Nate Bagley has insider info on how to create mind-blowing love.
Ever wonder what separates the couples with the most amazing love from the rest of the world?
Have you ever asked yourself what it takes to create mind-blowing, passionate, connected, lasting love?
I’ve been asking that question for years. I’ve searched out and interviewed hundreds of couples who claim to have epic love just to get answers to these questions.
The stories I’ve heard on this journey are incredible.
They’ve changed my life.
Here are a few tips most people have never tried that can help you create the type of relationship most people only dream of.
Exchange Your Complaints for Requests
One of the quickest ways to really harm your relationship is to be a complainer.
Complaining is so easy!
When we complain we feel justified, superior, and right.
And when we complain, we leave our partner feeling wrong, inadequate, and disempowered.

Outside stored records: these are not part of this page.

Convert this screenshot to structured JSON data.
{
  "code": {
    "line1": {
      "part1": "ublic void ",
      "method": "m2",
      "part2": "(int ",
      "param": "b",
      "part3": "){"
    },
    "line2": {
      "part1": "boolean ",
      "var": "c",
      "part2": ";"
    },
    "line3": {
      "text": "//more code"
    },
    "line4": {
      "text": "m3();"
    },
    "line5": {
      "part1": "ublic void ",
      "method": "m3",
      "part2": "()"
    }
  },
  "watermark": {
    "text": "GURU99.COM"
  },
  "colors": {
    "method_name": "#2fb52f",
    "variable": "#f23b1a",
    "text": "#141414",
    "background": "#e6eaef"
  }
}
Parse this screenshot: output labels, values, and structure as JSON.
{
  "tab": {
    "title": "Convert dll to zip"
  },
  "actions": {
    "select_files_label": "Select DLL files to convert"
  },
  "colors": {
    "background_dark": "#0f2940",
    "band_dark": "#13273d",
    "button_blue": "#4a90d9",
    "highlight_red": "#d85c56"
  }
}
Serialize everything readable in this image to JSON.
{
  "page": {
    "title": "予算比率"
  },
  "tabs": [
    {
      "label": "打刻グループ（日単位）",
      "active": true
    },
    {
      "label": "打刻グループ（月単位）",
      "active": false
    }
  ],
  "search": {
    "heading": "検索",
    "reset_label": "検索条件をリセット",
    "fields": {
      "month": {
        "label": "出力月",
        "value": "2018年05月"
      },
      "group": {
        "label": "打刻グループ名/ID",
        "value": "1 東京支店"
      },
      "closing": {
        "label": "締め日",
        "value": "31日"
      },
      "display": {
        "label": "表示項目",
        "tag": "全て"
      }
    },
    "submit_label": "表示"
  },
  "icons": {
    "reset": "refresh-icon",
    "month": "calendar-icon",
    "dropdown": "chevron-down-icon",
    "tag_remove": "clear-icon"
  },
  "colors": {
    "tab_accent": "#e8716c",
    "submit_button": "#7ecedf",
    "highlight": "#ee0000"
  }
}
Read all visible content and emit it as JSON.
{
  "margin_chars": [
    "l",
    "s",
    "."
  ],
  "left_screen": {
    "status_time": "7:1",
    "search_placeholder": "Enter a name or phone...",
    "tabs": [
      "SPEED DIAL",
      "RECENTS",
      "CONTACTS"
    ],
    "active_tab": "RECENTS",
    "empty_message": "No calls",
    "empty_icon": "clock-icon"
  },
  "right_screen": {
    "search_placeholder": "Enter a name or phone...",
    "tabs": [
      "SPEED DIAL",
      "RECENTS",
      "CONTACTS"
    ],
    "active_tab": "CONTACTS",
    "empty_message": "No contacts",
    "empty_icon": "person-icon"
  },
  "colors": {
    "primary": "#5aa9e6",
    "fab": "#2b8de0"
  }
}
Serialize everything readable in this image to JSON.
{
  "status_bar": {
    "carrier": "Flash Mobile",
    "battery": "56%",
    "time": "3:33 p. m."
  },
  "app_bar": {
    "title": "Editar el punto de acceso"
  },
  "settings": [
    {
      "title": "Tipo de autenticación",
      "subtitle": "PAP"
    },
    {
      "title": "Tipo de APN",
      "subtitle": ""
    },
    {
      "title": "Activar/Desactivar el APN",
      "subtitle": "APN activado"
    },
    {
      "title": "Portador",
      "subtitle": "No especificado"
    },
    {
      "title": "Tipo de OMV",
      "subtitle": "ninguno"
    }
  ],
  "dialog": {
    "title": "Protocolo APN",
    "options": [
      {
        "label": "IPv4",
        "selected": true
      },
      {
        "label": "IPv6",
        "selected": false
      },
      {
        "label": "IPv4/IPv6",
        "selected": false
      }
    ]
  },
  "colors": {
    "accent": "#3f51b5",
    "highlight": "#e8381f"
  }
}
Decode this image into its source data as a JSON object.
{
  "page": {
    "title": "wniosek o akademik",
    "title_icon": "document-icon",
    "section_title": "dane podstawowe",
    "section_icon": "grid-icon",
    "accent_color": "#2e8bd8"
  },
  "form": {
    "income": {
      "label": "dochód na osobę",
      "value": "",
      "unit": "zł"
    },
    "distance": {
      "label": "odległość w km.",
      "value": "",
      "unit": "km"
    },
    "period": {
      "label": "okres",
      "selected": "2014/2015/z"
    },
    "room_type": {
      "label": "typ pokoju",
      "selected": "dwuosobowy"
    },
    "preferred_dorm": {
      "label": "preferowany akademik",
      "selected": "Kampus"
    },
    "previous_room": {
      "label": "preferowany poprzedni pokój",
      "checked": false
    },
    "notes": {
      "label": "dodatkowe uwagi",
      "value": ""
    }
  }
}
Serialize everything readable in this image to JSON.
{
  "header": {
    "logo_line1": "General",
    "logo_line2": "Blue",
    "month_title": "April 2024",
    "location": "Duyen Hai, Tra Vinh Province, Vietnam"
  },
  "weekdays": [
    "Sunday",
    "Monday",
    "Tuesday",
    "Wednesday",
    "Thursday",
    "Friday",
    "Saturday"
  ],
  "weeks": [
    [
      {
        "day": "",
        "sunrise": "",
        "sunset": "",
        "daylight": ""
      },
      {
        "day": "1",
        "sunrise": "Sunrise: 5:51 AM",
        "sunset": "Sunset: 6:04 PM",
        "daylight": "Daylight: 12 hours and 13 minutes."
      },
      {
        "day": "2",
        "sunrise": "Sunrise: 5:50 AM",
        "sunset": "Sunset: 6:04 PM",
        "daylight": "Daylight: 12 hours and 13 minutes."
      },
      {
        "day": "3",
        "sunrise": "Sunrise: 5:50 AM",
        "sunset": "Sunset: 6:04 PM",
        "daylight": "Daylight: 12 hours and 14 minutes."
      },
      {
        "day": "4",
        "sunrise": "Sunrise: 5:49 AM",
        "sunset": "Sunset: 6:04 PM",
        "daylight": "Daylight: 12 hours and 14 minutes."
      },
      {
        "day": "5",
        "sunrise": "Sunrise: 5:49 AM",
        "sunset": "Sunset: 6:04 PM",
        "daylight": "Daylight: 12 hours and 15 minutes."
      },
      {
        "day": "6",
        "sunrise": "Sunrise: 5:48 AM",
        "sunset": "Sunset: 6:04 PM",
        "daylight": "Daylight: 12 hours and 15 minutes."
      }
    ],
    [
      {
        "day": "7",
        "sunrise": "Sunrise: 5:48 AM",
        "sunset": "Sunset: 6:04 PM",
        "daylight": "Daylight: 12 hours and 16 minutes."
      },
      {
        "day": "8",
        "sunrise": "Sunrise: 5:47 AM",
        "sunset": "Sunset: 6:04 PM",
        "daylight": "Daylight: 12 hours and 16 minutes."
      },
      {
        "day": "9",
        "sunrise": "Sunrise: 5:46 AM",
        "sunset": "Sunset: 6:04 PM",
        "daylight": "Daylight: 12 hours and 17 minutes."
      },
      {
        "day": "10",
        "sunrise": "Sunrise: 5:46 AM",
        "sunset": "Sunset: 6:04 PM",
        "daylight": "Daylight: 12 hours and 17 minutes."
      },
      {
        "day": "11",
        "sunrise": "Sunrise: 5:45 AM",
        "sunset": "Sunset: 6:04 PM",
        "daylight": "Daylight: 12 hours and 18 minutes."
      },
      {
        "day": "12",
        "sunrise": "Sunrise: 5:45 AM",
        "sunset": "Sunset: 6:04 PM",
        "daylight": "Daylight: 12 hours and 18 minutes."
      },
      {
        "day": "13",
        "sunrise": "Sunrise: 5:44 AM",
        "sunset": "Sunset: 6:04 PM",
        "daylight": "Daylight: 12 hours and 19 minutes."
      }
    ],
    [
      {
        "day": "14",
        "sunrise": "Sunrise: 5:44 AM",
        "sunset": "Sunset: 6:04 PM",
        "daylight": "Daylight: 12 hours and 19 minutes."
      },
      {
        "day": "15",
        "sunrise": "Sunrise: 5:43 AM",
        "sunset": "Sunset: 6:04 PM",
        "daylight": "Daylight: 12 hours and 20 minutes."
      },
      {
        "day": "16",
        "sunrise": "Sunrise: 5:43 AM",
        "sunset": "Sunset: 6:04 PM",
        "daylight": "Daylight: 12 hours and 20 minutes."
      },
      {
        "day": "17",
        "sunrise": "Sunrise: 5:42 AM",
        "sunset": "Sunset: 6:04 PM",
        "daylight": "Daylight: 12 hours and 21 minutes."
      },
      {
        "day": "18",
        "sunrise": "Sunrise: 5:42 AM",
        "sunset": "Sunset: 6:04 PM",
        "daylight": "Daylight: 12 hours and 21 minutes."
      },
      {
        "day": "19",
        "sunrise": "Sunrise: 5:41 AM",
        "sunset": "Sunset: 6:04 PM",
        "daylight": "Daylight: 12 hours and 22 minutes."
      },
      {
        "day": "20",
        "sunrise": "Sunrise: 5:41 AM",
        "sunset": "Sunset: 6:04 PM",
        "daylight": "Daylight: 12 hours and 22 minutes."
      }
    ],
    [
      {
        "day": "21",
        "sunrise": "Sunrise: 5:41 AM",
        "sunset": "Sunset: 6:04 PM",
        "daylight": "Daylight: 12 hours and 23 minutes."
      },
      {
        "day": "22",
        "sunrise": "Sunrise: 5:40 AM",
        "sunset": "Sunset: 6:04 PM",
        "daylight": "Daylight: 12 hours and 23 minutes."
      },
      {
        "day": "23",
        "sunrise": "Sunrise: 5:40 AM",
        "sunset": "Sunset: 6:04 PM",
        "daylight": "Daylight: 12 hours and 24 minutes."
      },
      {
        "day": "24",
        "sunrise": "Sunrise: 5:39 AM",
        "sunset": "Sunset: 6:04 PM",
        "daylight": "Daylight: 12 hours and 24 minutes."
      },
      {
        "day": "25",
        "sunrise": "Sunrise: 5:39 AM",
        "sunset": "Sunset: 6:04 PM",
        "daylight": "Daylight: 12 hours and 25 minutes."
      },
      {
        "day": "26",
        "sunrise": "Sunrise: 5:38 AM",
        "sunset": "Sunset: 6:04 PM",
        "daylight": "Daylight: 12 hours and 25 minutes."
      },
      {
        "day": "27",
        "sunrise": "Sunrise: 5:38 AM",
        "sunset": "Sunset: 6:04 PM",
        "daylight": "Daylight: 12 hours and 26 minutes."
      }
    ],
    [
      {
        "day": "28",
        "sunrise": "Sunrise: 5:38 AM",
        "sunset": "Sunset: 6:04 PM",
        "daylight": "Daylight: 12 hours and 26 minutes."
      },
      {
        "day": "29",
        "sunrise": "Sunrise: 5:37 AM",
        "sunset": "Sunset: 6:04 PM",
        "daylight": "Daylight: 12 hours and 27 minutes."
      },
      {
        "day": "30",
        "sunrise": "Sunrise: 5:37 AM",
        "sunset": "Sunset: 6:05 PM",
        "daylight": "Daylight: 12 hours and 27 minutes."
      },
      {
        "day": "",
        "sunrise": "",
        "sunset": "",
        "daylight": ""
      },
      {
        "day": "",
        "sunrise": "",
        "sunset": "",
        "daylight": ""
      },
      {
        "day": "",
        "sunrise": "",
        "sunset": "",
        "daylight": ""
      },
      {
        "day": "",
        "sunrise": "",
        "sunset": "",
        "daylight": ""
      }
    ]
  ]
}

One of my favorite rules in the amazing book, The New Rules of Marriage: What You Need to Know to Make Love Work
by Terry Real, is “You have no right to complain about not getting what you never asked for.”
Asking for the things you want requires you to be vulnerable and own your desires. And as the vulnerability legend, Brené Brown says, “There can be no intimacy without vulnerability.”
This owning of your desire gives your partner the opportunity to do something for you that will make you happy.
It provides your partner with the opportunity to take action, whereas the only action your partner can take when you complain is to apologize.
A request empowers your partner to be giving and generous whereas a complaint is disempowering, and, as Terry Real says, “A disempowered partner is seldom generous.”
Make a Fuss
A few years ago I read an incredible story on a blog called The Sneeze.
Steve came home from work one day to find his wife sitting at the computer.
“Hello,” he said.
She barely grunted back.
“Ok, we’re gonna try this again.” He replied.
So he walked out of the house, and then came back in and yelled, “Honey, I’m home!”
His wife came running across the apartment yelling, “Stevie’s home! Stevie’s home!”
They loved the experience so much that they turned it into a daily ritual.
The person who is home first must make a small fuss when the other person gets there.
It’s like having a puppy that’s always excited to see you… only the puppy is the human you love most in the world.
It’s amazing how quickly your day can change when you know there is someone at home who is excited to see you, regardless of what’s going on in your lives.
If you want to inject your relationship with an unfiltered shot of happiness, try this for one week and notice the difference it makes.
The Gratitude Game
Gratitude is rocket fuel for love!
Have you ever heard the saying, “Your perception is your reality?”
It’s such a powerful lesson. How you experience your life is totally dependent on whether or not you perceive the things that are going on as good or bad, right or wrong, opportunities or punishments.
When you practice gratitude, you are flexing your positivity muscle. You are experiencing your life through the perceptive lens of happy, good, rewarding, and right.
As my friend Maggie Reyes says, “The more you notice and appreciate things and experiences you are grateful for, the more of those good things and experiences show up your life.”
And just like most skills, you get better at seeing the things to be grateful for, and expressing gratitude for them, with practice.
My friends, Christian and Sarina play a gratitude game every night to flex their gratitude muscles. When they climb in bed together, they lay next to each other and list the things in their lives and in the day they’re grateful for.
Their gratitude game sometimes has them laughing and celebrating together, and sometimes it leaves them in tears for the goodness life has to offer them.
Some days finding something to be grateful for is a challenge. But when you put in the effort on those days, and dig deep to find your gratitude, you realize that even the worst of days cannot overshadow the awesomeness in life.
Gratitude really is a practice… one that can transform your life. How can you build it into a daily ritual for your relationship?